For the months preceding my arrival at Western University, every pamphlet and every Western alumnus with whom I had conversed repeatedly boasted about Western having something known as “the best student experience”.
In fact, they proudly claimed that Western had been named as the university with the most satisfied students for eleven years in a row.
After having experienced an awe-inspiring O-week (which included carnivals, concerts, dances, and raising money for cystic fibrosis research through Canada’s largest post-secondary school fundraiser) and participating in an unforgettable homecoming (featuring purple masses proudly sporting their western wear and mustang noisemakers during the homecoming game), I can happily say that I couldn’t agree more—Western has made my first two months of university as a Schulich Leader wonderful.
With such a welcoming and active campus, it is impossible to not want to get involved! Currently, I am the Junior Editor of the Scholarly Scoop (a student-run magazine at Western), Residence Council Environment Commissioner, and Residence Representative for Friends of MSF (Doctors without Borders). I am also in the Biology Undergraduate Society, am a mentor for Science Expo, and play on intramural soccer and volleyball teams.
One of my most pressing fears leaving high school was that I would end up just blending into the background upon entering university. However, Western made sure this didn’t happen by providing countless opportunities to become a part of the Mustang community.
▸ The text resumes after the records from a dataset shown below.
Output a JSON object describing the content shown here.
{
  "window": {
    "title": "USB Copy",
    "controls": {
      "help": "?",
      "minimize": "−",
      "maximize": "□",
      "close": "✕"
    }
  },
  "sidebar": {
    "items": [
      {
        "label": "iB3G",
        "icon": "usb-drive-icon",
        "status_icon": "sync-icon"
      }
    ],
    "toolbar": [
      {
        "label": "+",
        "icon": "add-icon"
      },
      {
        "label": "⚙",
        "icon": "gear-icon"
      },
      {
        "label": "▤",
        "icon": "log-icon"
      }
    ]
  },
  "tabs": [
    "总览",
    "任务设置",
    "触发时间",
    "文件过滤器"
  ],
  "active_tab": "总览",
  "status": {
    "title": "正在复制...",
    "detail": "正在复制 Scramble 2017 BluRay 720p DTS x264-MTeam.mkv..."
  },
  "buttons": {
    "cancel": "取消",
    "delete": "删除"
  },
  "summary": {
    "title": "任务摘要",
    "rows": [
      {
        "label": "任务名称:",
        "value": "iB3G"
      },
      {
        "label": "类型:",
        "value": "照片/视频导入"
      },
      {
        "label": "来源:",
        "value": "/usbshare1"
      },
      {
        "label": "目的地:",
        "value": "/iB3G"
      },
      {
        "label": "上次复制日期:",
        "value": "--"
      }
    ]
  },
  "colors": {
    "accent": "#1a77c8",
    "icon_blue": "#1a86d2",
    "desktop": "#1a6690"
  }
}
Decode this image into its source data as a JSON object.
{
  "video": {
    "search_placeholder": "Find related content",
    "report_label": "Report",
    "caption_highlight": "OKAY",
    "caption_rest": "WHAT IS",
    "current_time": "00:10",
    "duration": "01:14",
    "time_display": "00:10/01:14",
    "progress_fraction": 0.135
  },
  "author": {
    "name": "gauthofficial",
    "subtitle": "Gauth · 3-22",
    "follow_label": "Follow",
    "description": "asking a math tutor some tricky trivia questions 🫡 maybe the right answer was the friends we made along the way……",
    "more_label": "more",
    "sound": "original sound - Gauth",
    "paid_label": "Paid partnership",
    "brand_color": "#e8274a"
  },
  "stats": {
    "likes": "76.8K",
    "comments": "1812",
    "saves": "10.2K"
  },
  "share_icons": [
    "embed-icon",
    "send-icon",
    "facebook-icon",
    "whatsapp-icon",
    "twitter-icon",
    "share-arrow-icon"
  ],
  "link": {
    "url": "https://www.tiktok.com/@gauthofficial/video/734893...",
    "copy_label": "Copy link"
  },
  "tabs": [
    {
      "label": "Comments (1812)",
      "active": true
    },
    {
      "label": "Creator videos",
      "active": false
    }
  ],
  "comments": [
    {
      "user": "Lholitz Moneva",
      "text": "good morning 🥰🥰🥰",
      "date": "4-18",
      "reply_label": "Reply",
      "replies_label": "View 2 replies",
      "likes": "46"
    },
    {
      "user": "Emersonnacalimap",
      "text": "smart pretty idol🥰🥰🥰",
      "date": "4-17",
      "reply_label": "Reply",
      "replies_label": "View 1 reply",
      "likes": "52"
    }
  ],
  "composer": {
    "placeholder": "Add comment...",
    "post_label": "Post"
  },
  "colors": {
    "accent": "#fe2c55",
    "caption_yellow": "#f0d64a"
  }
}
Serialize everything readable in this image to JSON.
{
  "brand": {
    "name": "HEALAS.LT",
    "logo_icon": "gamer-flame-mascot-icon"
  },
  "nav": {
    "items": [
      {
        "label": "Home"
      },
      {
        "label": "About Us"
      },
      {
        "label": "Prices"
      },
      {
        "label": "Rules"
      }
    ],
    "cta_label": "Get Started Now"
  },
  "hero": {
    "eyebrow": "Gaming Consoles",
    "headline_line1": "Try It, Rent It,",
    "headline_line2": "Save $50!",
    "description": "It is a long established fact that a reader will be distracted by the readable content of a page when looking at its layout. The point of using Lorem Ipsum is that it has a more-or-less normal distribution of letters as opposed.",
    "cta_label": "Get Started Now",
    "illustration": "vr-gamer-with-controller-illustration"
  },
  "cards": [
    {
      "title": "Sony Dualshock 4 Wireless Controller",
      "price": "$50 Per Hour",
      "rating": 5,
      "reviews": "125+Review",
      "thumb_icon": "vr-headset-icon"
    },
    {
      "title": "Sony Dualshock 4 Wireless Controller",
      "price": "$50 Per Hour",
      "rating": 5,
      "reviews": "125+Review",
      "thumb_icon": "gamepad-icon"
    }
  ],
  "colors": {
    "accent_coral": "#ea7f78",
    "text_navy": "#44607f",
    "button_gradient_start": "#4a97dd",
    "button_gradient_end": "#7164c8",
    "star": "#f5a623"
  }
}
Regarding academics, university is vastly different from high school. You have to really make sure you understand the material and how it applies to the real world. Personally, I really enjoy our chemistry and biology labs, because we have access to more equipment and complex labs than we did in secondary school years.
Everything I’ve experienced so far is helping prepare me for future endeavors I hope to undertake. For example, I improve my communication skills as Junior Editor, build upon my organizational skills as Environment Commissioner, strengthen my teamwork skills through sports, and am able to learn more about MSF as Residence Representative. Becoming more informed about MSF and its initiatives is especially important to me because I hope to partake in excursions with them to places in need as soon as I am qualified. Academically speaking, the hands-on learning I experience via labs acquaints me with the environment I would see daily if I pursue research (an option I am still considering). Moreover, I augment my interview skills through applying for executive positions.
From the highlights of my experience and everything I have learned (and continue to learn hourly), it is easily understandable why I confidently predict that my new home will claim its twelfth consecutive year as the Canadian university with the most satisfied students.
The accompanying photo shows me holding the Elgin flag before we start the Homecoming Parade through campus.